On the Slab in the Lab: Formal vs. Informal Writing
Formal writing is Brad and Janet before they enter the castle: clean, exact, professional. Naively or intentionally, formal writing survives on standard English, complex sentences, adherence to grammar rules, and precise punctuation. Business communications, academic papers, and Dr. Scott’s science research all live and die by formal writing.
Enter the castle of informal writing, sometimes garishly punk like Dr. Frank-N-Furter’s teddy or familiar like a witch’s cat or warlock’s toad in casual and personal tone. It struts about in stilettos of slang and contractions, dipping into colloquial and dialectical, if not diabolical, language.
Warning: To remain formal in writing is to use prepositions correctly, not simply as toys to torture the monster on the gurney. Nope!
Necessary “At”
As if political statements are not frightening enough, a U.S. Senator (whose identity will remain unrevealed) recently called for Americans to “look yourself in the mirror.” He heartlessly left the statement to fester and die from the lack of the preposition “at.” The proper exhortation is “look at yourself in the mirror.” And what mirror, sir? Surely not a black mirror or the Snow Queen’s mirror?!
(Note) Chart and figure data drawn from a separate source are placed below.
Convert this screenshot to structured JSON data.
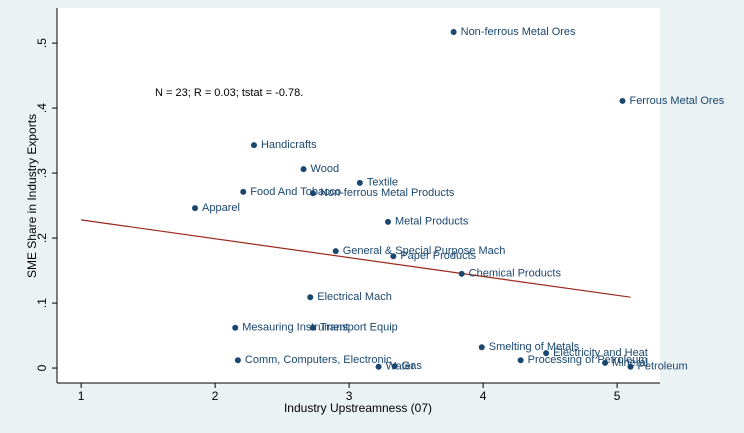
{
  "chart_data": {
    "type": "scatter",
    "annotation": "N = 23; R = 0.03; tstat = -0.78.",
    "x_label": "Industry Upstreamness (07)",
    "y_label": "SME Share in Industry Exports",
    "xlim": [
      0.82,
      5.32
    ],
    "ylim": [
      -0.023,
      0.554
    ],
    "xticks": [
      1,
      2,
      3,
      4,
      5
    ],
    "yticks": [
      0,
      {
        "value": 0.1,
        "label": ".1"
      },
      {
        "value": 0.2,
        "label": ".2"
      },
      {
        "value": 0.3,
        "label": ".3"
      },
      {
        "value": 0.4,
        "label": ".4"
      },
      {
        "value": 0.5,
        "label": ".5"
      }
    ],
    "color": "#1a476f",
    "labels": [
      "Non-ferrous Metal Ores",
      "Ferrous Metal Ores",
      "Handicrafts",
      "Wood",
      "Textile",
      "Food And Tobacco",
      "Non-ferrous Metal Products",
      "Apparel",
      "Metal Products",
      "General & Special Purpose Mach",
      "Paper Products",
      "Chemical Products",
      "Electrical Mach",
      "Mesauring Instrument",
      "Transport Equip",
      "Smelting of Metals",
      "Electricity and Heat",
      "Comm, Computers, Electronic",
      "Processing of Petroleum",
      "Mineral",
      "Petroleum",
      "Water",
      "Gas"
    ],
    "x": [
      3.78,
      5.04,
      2.29,
      2.66,
      3.08,
      2.21,
      2.73,
      1.85,
      3.29,
      2.9,
      3.33,
      3.84,
      2.71,
      2.15,
      2.73,
      3.99,
      4.47,
      2.17,
      4.28,
      4.91,
      5.1,
      3.22,
      3.34
    ],
    "values": [
      0.517,
      0.411,
      0.343,
      0.306,
      0.285,
      0.271,
      0.269,
      0.246,
      0.225,
      0.18,
      0.172,
      0.145,
      0.109,
      0.062,
      0.062,
      0.032,
      0.023,
      0.012,
      0.012,
      0.008,
      0.002,
      0.002,
      0.003
    ],
    "fit": {
      "color": "#9b2a1b",
      "x": [
        1,
        5.1
      ],
      "values": [
        0.228,
        0.109
      ]
    }
  }
}
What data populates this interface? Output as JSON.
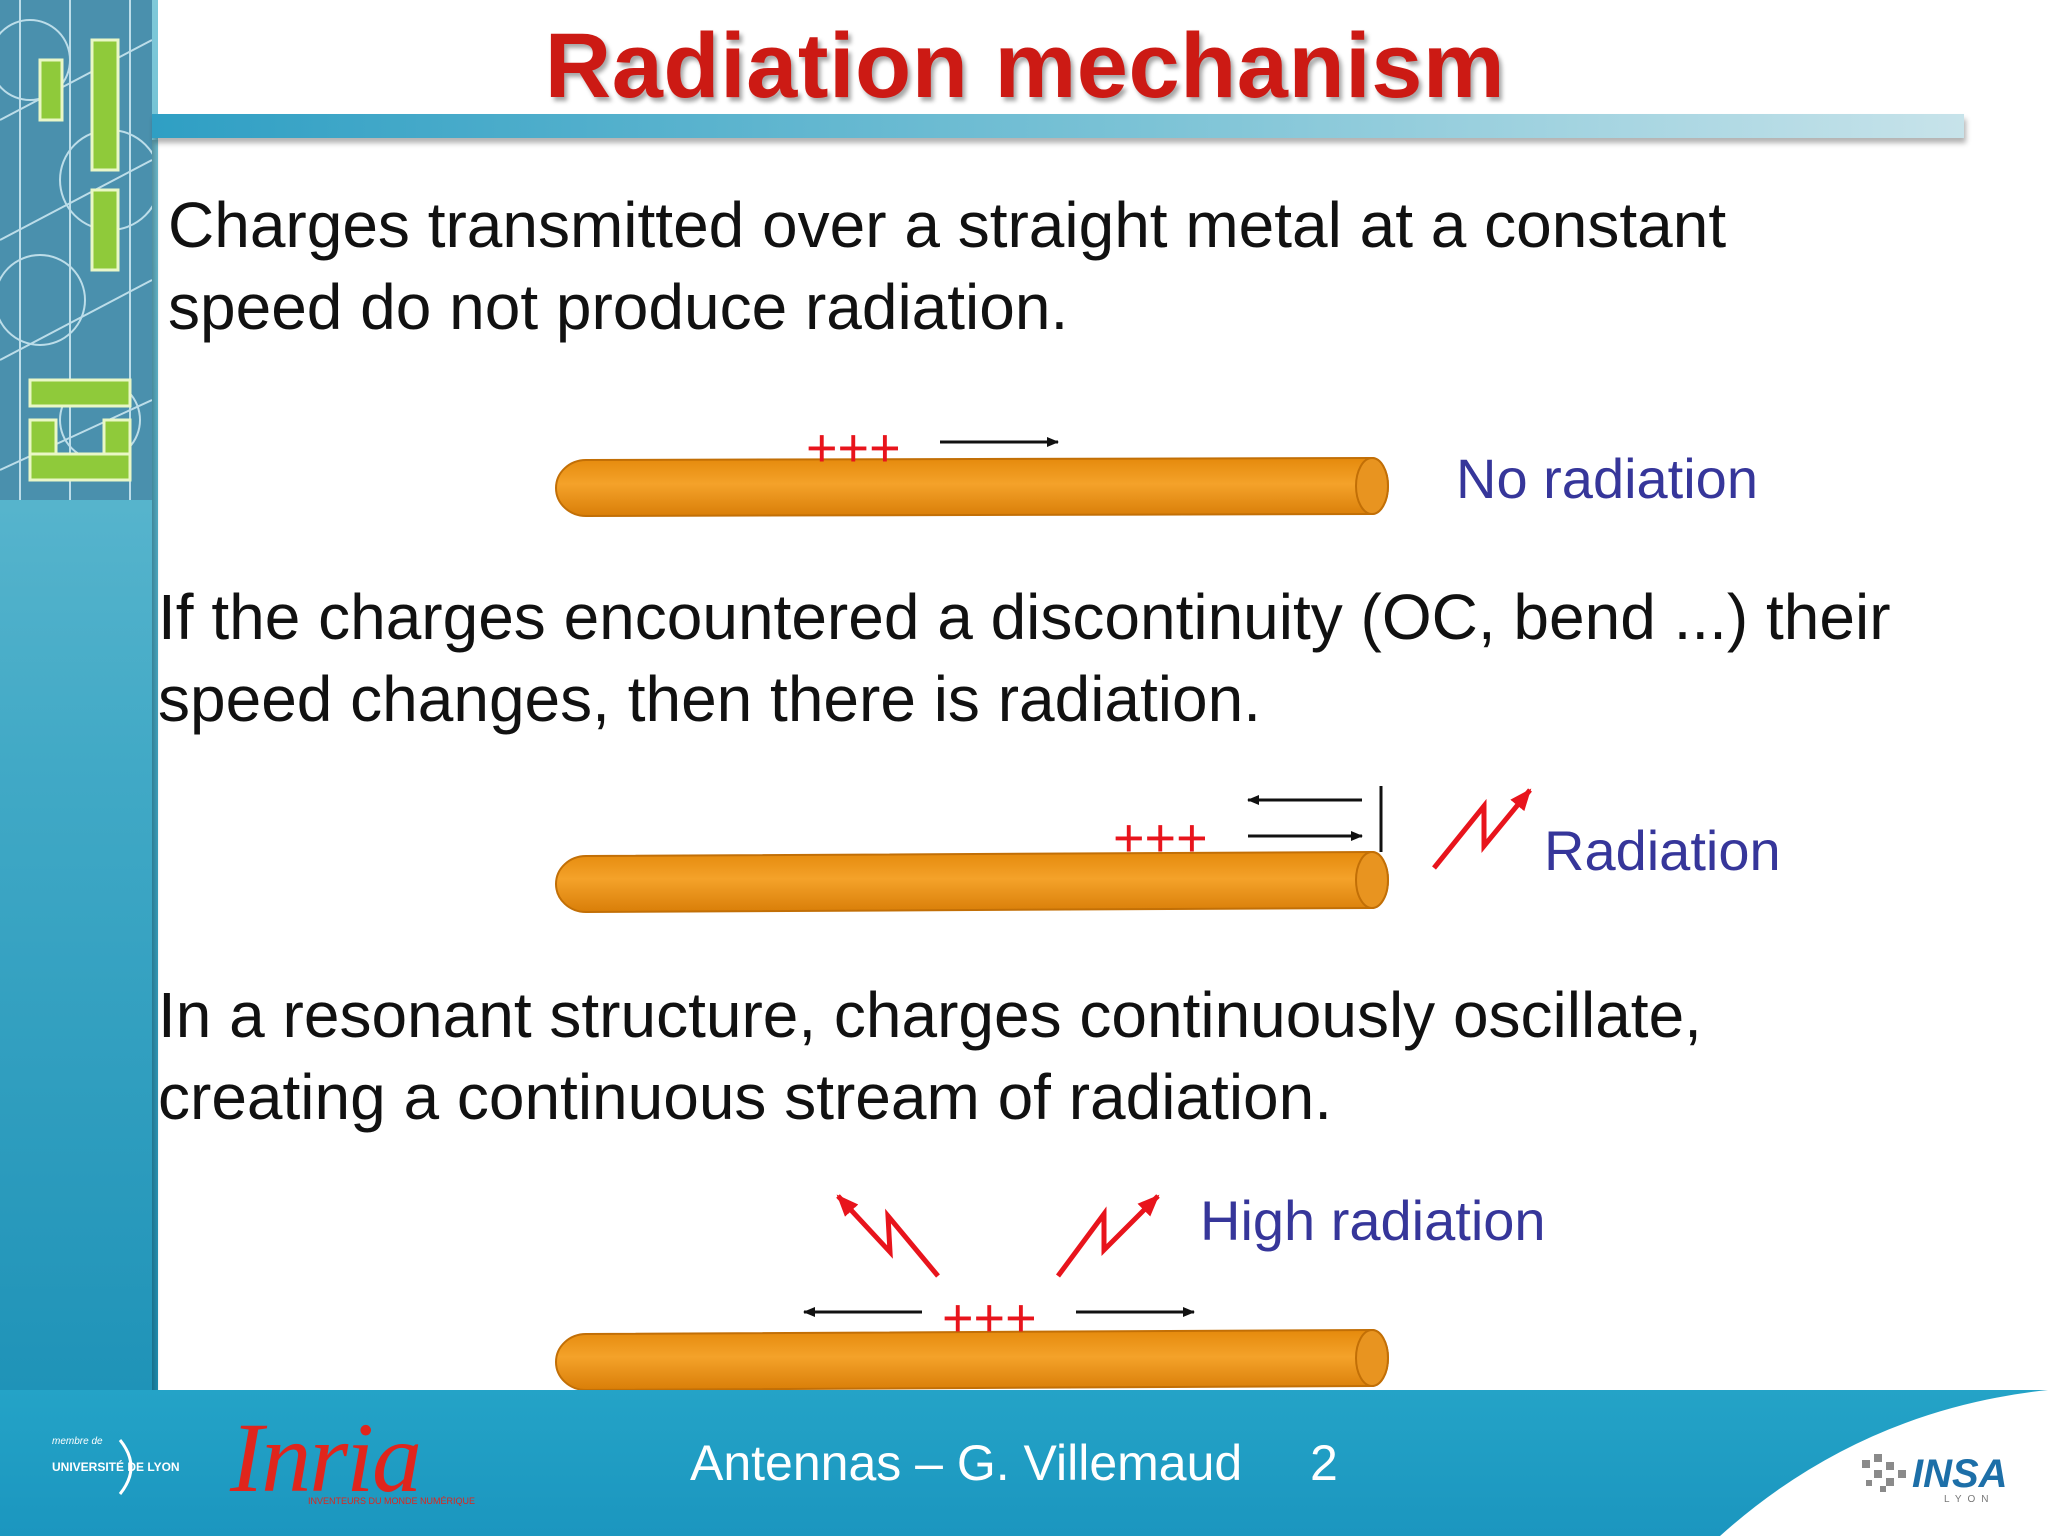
{
  "slide": {
    "title": "Radiation mechanism",
    "paragraphs": {
      "p1_line1": "Charges transmitted over a straight metal at a constant",
      "p1_line2": "speed do not produce radiation.",
      "p2_line1": "If the charges encountered a discontinuity (OC, bend ...) their",
      "p2_line2": "speed changes, then there is radiation.",
      "p3_line1": "In a resonant structure, charges continuously oscillate,",
      "p3_line2": "creating a continuous stream of radiation."
    },
    "diagrams": {
      "charge_symbol": "+++",
      "label_no_radiation": "No radiation",
      "label_radiation": "Radiation",
      "label_high_radiation": "High radiation"
    },
    "colors": {
      "title_red": "#cc1a14",
      "wire_orange": "#f0990f",
      "charge_red": "#e8141c",
      "label_blue": "#36369a",
      "accent_teal": "#1f9cc4"
    }
  },
  "footer": {
    "author": "Antennas – G. Villemaud",
    "page_number": "2",
    "univ_top": "membre de",
    "univ_name": "UNIVERSITÉ DE LYON",
    "inria_word": "Inria",
    "inria_tagline": "INVENTEURS DU MONDE NUMÉRIQUE",
    "insa_word": "INSA",
    "insa_sub": "LYON"
  }
}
Popular culture has transformed the frightened whisper in the dark “Where are you?” into “Where you at?” This proves that wearing a white hockey mask after Labor Day and/or ending a sentence with a preposition will not be the death of you (most of the time). However, tread carefully with this phrase! Use it judiciously, mostly when writing informal colloquial dialogue—at your own peril.
Sawed Off “Of”
A buzz saw through an arm chained to a radiator finds its equal in slashing the word “of” from between “couple” and a plural noun. Any about-to-be-next victim in the dark will scream about losing a “couple of friends” to the fiend in the forest or a “couple of fingers” to the witch in the cave or a “couple of toes” to the swamp monster under the muck. Only those muttering colloquial dialogue during the calm before the storm mutter “couple friends” or “couple fingers” or “couple toes.” No! Please! Don’t! Tear not the “of” away!
Beware, trick-or-treater… Inspect every treat in that “bag of candy” slung over your shoulder during your moonlit walk home. Check the condition of your “pair of pants” as you take your doomed shortcut through the cemetery. Don’t eliminate “of.” The coven sees all.
“On” the Day… or the Night
We will formally celebrate Halloween on Friday this year. Therefore, the neighborhood ghouls will formally celebrate Doorbell Night/Mischief Night/Cabbage Night after dark on Thursday. Vicious demons may try to eradicate the “on” before a day of the week in an adverbial phrase, but the spirits of the season will grant the right to do so only to those speaking or writing informally.
And so, my friends, call the book and repeat the Sanderson Sisters’ incantation:
Eye of newt and wing of bat! / Where your prepositions at?